Why did Stuart have to be so damn sensible? Especially after consuming profligate quantities of food and drink. This restaurant was the sort of place where privileged men came to sulk about the world beyond its doors. If Stuart were any sort of a friend, he’d indulge Jay in his sulking instead of coming up with all these clever solutions.
“My mother should have put me in charge, right from the start,” he grumbled.
“You’re right about that.”
“We wouldn’t be bleeding, then. Any blood left over from the year after Ben’s death, I would have mopped it up in no time flat.”
A waiter approached silently. Stuart gave a slight nod, and the man cleared away their plates. “The question is, are you going to sit around and do nothing while your niece fumbles? Are you willing to risk the store just to prove your mother was wrong to name Julia the president?”
“My mother’s the one who put the place at risk.” In another frame of mind, Jay would have realized that if the store was at risk, his career was at risk, too. He received
a regular dividend from the Bloom Building rentals, but he pulled a hefty income from the store, and he put that hefty income to good use. Golf, racquetball, Wendy, two-pound steaks—the best things in life were not free.
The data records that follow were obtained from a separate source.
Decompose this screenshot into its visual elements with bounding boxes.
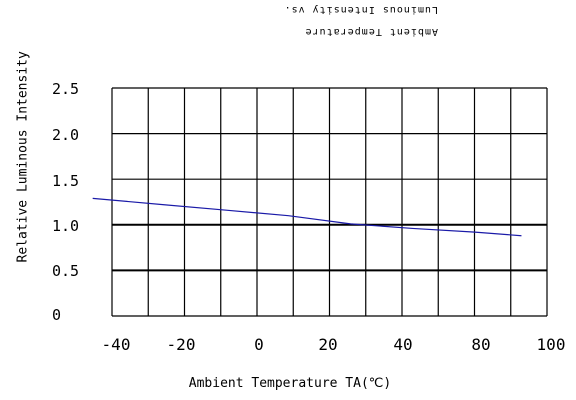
y-tick-label: 2.5	[52, 80, 80, 98]
y-tick-label: 1.0	[52, 217, 80, 235]
x-tick-label: -20	[166, 335, 196, 354]
x-tick-label: 0	[254, 335, 264, 354]
series-line	[92, 197, 522, 237]
x-tick-label: -40	[101, 335, 131, 354]
x-axis-label: Ambient Temperature TA(℃)	[188, 376, 392, 391]
chart-title-line-1: Luminous Intensity vs.	[283, 4, 438, 15]
y-axis-label: Relative Luminous Intensity	[15, 51, 31, 263]
x-tick-label: 20	[318, 335, 338, 354]
x-tick-label: 80	[471, 335, 491, 354]
grid-lines	[111, 87, 548, 317]
y-tick-label: 0.5	[52, 262, 80, 280]
y-tick-label: 0	[52, 306, 62, 324]
x-tick-label: 40	[393, 335, 413, 354]
chart-title-line-2: Ambient Temperature	[304, 26, 438, 37]
y-tick-label: 1.5	[52, 172, 80, 190]
x-tick-label: 100	[536, 335, 566, 354]
y-tick-label: 2.0	[52, 126, 80, 144]
series-lines	[92, 197, 522, 237]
But he wasn’t ready to sweep in and rescue Julia. Not yet. Let her stumble a bit. Let her discover how incompetent she was when it came to managing Bloom’s. Let her try to solve whatever problems she found, and let her fail. Then Ida might come to her senses and give Jay the title he deserved.
If he were president of Bloom’s, the problems would have never been uncovered in the first place. What happened to a cut when you left it alone? It scabbed over and healed. As long as Julia insisted on poking at the cut, examining it, picking and probing, she was going to keep reopening it, and it was going to keep bleeding.
So let her be the one with blood on her hands, he thought, as he took a satisfyingly indignant puff on his cigar. Let Julia be the one getting blamed when the store refused to clot.
“Myron?”
For the third time in three days, Julia entered Myron’s small, cluttered office and shut the door behind her.
He was seated behind his desk, slathering a cranberry bagel with strawberry-flavored cream cheese. The abundance of pink hurt her eyes.
“Look at this,” he said, waving his colorful snack at her. “It’s like having a bowl of fruit, except better.” He took a hearty bite and grinned blissfully. Julia noticed a spot of cream cheese on his bow tie, but tactfully didn’t mention it.
She was glad he’d taken her up on her policy of having employees snack on the store’s food. It certainly seemed to have improved his morale. “Actually, it’s bagels I want to talk to you about,” she said, dropping onto the metal chair wedged into the corner of his room. In her hands she carried a folder. She’d been examining its contents, running the numbers through her calculator over and over. “I’ve been worried about our bagel department since I first saw the figures last week. This should be our strongest department, right? I mean, bagels. What could be more Bloom’s than bagels?”